Preliminary experiments determined that diosgenin treatment induced autophagy and apoptosis in DU145 cells and that the inhibition of DU145 proliferation by diosgenin occurred in a dose-dependent manner. To determine whether the cytotoxicity exhibited by diosgenin was mediated by autophagy, the autophagy inhibitor 3-MA was used, and MTT assays were performed to assess cytotoxicity. Compared with cells treated with diosgenin alone, the addition of 3-MA increased the percentage of non-viable DU145 cells (P<0.01; Fig. 7).

Hoechst 33342 and PI double staining distinguish live and dead cells. The nuclei of cells in the late apoptotic or early necrotic stages stain red, whereas the nuclei of live cells stain blue. No significant differences in the percentages of apoptotic cells were observed between control cells (Fig. 8A) and cells treated with 3-MA alone (Fig. 8B). However, cells treated with diosgenin (Fig. 8C) for 48 h exhibited nuclei with a bead-like shape, forming apoptotic bodies. Diosgenin treatment increased the percentage of apoptotic cells compared with control cells. Cells treated with diosgenin and 3-MA (Fig. 8D) exhibited an increased percentage of apoptotic cells compared with cells treated with diosgenin alone.

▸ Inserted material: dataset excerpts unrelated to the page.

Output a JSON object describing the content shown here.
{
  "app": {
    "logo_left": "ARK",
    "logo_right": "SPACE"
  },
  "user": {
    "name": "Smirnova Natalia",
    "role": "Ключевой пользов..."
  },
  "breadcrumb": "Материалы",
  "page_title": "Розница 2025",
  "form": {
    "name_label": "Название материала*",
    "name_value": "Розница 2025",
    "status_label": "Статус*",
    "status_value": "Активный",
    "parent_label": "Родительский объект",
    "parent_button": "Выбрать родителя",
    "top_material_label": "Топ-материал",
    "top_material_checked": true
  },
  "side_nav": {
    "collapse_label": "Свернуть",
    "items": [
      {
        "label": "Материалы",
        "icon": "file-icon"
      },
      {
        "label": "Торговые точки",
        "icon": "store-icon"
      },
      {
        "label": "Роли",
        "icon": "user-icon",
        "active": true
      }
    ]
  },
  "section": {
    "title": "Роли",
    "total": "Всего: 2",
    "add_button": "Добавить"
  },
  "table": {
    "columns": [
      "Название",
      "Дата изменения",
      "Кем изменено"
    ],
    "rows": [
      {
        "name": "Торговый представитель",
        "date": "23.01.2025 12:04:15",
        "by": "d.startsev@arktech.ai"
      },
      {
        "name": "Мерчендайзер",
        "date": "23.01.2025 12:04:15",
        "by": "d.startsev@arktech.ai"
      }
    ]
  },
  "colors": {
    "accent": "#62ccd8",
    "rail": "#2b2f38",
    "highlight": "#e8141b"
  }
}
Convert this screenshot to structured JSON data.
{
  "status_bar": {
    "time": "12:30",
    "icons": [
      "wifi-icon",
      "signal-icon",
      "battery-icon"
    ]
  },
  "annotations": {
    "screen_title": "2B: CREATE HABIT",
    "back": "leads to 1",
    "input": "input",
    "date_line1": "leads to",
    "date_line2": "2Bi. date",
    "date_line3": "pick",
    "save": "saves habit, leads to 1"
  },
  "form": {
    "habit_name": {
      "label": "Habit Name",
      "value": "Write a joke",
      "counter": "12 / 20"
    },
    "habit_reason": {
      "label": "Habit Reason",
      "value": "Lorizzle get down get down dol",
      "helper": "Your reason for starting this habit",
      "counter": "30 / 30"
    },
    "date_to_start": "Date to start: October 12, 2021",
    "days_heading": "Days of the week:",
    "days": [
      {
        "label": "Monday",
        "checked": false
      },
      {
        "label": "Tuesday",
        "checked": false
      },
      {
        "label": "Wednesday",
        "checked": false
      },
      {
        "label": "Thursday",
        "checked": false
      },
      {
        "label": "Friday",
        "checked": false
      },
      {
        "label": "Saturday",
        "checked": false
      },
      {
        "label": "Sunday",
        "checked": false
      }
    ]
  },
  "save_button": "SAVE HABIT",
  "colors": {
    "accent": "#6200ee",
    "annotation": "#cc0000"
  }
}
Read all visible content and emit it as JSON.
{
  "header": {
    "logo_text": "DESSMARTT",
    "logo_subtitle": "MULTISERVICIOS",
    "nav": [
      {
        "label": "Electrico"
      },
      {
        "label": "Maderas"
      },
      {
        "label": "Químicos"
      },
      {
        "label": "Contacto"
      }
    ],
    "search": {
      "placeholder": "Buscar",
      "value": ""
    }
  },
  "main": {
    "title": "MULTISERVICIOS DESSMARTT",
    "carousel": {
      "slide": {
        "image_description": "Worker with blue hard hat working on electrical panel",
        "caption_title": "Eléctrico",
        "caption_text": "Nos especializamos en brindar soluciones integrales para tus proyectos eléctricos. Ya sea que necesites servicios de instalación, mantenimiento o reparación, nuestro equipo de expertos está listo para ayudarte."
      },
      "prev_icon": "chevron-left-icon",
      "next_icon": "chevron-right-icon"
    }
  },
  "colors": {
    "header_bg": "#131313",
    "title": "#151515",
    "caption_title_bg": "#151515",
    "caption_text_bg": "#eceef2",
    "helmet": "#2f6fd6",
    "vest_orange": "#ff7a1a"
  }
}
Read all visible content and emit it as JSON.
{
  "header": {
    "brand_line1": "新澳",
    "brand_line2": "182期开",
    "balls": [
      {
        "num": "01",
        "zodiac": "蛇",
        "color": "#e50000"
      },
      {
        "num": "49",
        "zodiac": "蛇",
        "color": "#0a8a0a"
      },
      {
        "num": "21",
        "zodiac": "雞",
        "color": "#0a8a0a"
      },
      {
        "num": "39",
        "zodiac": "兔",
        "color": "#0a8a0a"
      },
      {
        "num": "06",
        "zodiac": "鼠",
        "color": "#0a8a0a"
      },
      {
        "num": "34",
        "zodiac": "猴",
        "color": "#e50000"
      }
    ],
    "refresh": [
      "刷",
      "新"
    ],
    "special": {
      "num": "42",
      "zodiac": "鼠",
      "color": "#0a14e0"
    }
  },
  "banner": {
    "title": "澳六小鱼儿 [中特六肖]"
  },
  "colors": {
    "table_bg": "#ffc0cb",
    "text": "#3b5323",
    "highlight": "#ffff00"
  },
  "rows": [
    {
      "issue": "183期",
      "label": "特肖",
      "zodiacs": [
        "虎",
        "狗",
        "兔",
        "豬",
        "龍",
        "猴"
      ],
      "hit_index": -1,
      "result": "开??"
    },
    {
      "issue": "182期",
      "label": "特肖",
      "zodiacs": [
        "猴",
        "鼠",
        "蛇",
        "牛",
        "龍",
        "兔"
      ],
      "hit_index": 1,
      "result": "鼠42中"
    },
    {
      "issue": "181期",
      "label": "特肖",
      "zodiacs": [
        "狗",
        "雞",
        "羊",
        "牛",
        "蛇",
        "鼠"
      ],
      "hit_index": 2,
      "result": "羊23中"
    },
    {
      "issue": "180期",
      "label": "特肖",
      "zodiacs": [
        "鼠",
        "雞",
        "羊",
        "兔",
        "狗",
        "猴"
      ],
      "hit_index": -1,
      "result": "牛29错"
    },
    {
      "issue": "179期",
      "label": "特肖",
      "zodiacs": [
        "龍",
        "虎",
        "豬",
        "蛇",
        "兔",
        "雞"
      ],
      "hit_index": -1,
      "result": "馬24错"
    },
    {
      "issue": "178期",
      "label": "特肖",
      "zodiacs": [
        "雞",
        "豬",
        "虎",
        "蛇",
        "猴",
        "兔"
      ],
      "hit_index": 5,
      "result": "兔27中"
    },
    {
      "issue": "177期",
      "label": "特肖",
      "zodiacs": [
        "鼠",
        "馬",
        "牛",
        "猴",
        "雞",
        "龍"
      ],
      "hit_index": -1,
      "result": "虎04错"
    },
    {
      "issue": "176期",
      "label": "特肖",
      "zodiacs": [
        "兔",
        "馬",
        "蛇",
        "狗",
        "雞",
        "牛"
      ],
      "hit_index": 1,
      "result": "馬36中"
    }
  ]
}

These results demonstrated that apoptosis increased significantly following the inhibition of diosgenin-induced autophagy.

As cytotoxicity of diosgenin was increased following the inhibition of autophagy, it was investigated whether autophagy inhibited the effect of diosgenin on apoptosis. RT-qPCR was performed to analyze mRNA expression levels in DU145 cells treated with diosgenin. Using Beclin 1 and Bcl2 as markers, the effect of diosgenin on autophagy and apoptosis was examined following the inhibition of autophagy. As presented in Fig. 9, following treatment with 5 mM 3-MA alone, the mRNA expression levels of Beclin 1 decreased compared with the control cells. Following treatment with 6.8 µg/ml diosgenin, the mRNA expression levels of Beclin1 increased significantly compared with control cells (P<0.01). However, when diosgenin was added following simultaneous treatment with 3-MA, Beclin 1 mRNA expression levels significantly decreased compared with cells treated with diosgenin alone (P<0.01). Following treatment with diosgenin alone, Bcl2 mRNA expression levels decreased significantly compared with control cells (P<0.01). Simultaneous treatment with 3-MA significantly decreased Bcl2 mRNA expression levels compared with cells treated with diosgenin alone (P<0.01). These results suggest that when autophagy was inhibited, the apoptotic effect of diosgenin was increased.